Nie tylko politycznie… ja ich naprawdę wszystkich tam w Skarszewach uwielbiam, więc nawet jakbym chciał coś złego powiedzieć, to nie mam czego. Są najlepsi i chcą dla nas (swoich podopiecznych) jak najlepiej 🙂
Pozdrawiam cieplutko :*
Stasiu, uszy do góry! Kto jak kto, ale taki zuch sobie z wszystkimi niedogodnościami poradzi! 🙂
P.S. Zeskrobywanie jogurtu łyżeczką z podłogi chwyciło mnie za serce najmocniej. 😉
Uszy w górze, tak jest! A jogurt pychotka pierwsza klasa, więc żal by było stracić tę kroplę, co na podłogę uciekła 🙂
Drogi Stasiu odmówienie uczestnictwa w IBT jest dla nas bardzo trudne. Wiemy, że nasze wyjaśnienia dotyczące Twoich umiejętności, potrzeb nic nie znaczą, bo dla Twoich rodziców Ty i Twoje sukcesy są najważniejsze. Zapewniamy, że każda przerwa w terapii jest też terapią i pozwala na osiągnięcie umiejętności, na które w ciągu Twoich intensywnych dni nie masz czasu. Wierzymy, że zaskoczysz nas jak wiele osiągnąłeś!

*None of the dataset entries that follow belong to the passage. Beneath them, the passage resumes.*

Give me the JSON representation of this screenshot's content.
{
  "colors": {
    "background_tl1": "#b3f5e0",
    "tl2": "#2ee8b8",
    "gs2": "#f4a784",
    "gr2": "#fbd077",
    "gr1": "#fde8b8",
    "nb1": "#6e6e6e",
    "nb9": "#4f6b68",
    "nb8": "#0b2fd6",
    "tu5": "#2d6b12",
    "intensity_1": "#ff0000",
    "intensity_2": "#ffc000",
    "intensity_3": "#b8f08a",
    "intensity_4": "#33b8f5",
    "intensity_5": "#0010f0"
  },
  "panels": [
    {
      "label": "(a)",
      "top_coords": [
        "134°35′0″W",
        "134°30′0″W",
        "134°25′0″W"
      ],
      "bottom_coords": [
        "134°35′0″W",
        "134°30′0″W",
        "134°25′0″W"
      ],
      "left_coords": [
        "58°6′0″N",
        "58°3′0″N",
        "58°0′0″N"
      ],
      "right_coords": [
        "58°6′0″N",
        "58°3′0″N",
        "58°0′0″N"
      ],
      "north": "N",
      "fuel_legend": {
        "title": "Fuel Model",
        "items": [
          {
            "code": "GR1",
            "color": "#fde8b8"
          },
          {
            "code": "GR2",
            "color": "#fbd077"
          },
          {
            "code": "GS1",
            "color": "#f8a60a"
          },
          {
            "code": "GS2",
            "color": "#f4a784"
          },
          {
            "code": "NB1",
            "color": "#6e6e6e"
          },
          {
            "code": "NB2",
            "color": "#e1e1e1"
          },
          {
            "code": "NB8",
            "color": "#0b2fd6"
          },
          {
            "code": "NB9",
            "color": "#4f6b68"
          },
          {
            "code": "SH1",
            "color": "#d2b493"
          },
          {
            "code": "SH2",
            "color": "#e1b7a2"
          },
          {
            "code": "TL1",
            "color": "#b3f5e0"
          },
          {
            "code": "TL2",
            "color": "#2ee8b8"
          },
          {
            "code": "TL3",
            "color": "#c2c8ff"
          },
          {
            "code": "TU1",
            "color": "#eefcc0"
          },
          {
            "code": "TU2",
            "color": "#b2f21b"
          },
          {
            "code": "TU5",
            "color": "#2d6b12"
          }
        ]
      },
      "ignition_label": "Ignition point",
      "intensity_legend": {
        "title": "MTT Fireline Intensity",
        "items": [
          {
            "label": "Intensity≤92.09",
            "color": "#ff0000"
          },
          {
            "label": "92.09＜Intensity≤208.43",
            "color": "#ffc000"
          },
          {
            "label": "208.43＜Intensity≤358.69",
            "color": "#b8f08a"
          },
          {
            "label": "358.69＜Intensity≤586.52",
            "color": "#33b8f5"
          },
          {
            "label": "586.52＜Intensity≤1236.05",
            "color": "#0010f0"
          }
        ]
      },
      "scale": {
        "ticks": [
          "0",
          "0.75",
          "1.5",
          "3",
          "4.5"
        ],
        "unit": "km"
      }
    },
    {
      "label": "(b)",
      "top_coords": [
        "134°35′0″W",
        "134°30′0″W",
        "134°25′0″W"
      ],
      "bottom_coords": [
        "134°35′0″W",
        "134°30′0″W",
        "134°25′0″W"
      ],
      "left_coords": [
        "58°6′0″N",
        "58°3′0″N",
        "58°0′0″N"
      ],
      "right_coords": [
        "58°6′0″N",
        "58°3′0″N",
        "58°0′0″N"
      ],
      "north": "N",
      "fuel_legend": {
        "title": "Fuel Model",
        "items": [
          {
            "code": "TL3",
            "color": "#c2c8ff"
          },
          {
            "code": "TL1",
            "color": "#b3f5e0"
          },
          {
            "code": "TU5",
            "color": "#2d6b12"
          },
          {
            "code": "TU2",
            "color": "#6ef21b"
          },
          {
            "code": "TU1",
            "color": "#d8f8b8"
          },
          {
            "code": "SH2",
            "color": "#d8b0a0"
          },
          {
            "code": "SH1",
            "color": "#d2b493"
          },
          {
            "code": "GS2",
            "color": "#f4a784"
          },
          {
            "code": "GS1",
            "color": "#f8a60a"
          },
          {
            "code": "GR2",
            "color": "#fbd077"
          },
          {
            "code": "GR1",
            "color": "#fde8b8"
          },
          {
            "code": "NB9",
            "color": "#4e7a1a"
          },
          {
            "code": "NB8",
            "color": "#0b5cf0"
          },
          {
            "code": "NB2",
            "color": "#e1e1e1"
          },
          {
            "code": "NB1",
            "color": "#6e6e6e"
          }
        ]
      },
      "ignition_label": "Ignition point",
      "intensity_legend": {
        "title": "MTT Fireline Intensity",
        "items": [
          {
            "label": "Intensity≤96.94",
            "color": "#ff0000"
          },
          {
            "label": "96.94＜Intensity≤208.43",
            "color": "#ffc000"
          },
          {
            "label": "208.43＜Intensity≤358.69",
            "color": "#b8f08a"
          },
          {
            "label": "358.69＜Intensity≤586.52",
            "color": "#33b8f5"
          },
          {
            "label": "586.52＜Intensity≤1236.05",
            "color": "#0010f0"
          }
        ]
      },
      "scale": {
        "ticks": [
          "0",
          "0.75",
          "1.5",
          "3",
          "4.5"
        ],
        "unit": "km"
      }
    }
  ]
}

Wiem, wiem Pani Agnieszko moja kochana. Wiem, że chcecie dla nas wszystkich jak najlepiej. I wiem też, że potrzebujących jest dużo, a miejsc mało. Wiem, że nie mogli zmieścić się wszyscy i wiem, że całkiem nieźle sobie radzę i pewnie dlatego się nie dostałem. Ale wiem też, że mam duże kłopoty z przeżuwaniem i dlatego to wszystko tak bardzo mnie zmartwiło.
Buziaki :*
Droki Staszku-Fistaszku. Bardzo ci dziekuje za opowiadanie nam o twoim malenkim zyciu. Podziwiam twoja mame, za jej wytrwalosc i pogode ducha. Czytam codziennie twoje wpisy, szczegolnie kiedy potrzbuje uslyszec o czyms fajnym. Jutro bede glosowac na twojego bloga i powiem wszystkim zeby tez glosowali. Caluje. Monika
Ajajaj! Dziękuję! Ja też lubię opowiadać o sobie, o moim maleńkim życiu i moich wielkich sukcesach. I pokazywać, że życie z dodatkowych chromosomem choć nieco trudniejsze, wcale nie jest gorsze 🙂
Dziękuję za te słowa, za Twój głos i za każdy głos, który zdobędę dzięki Tobie.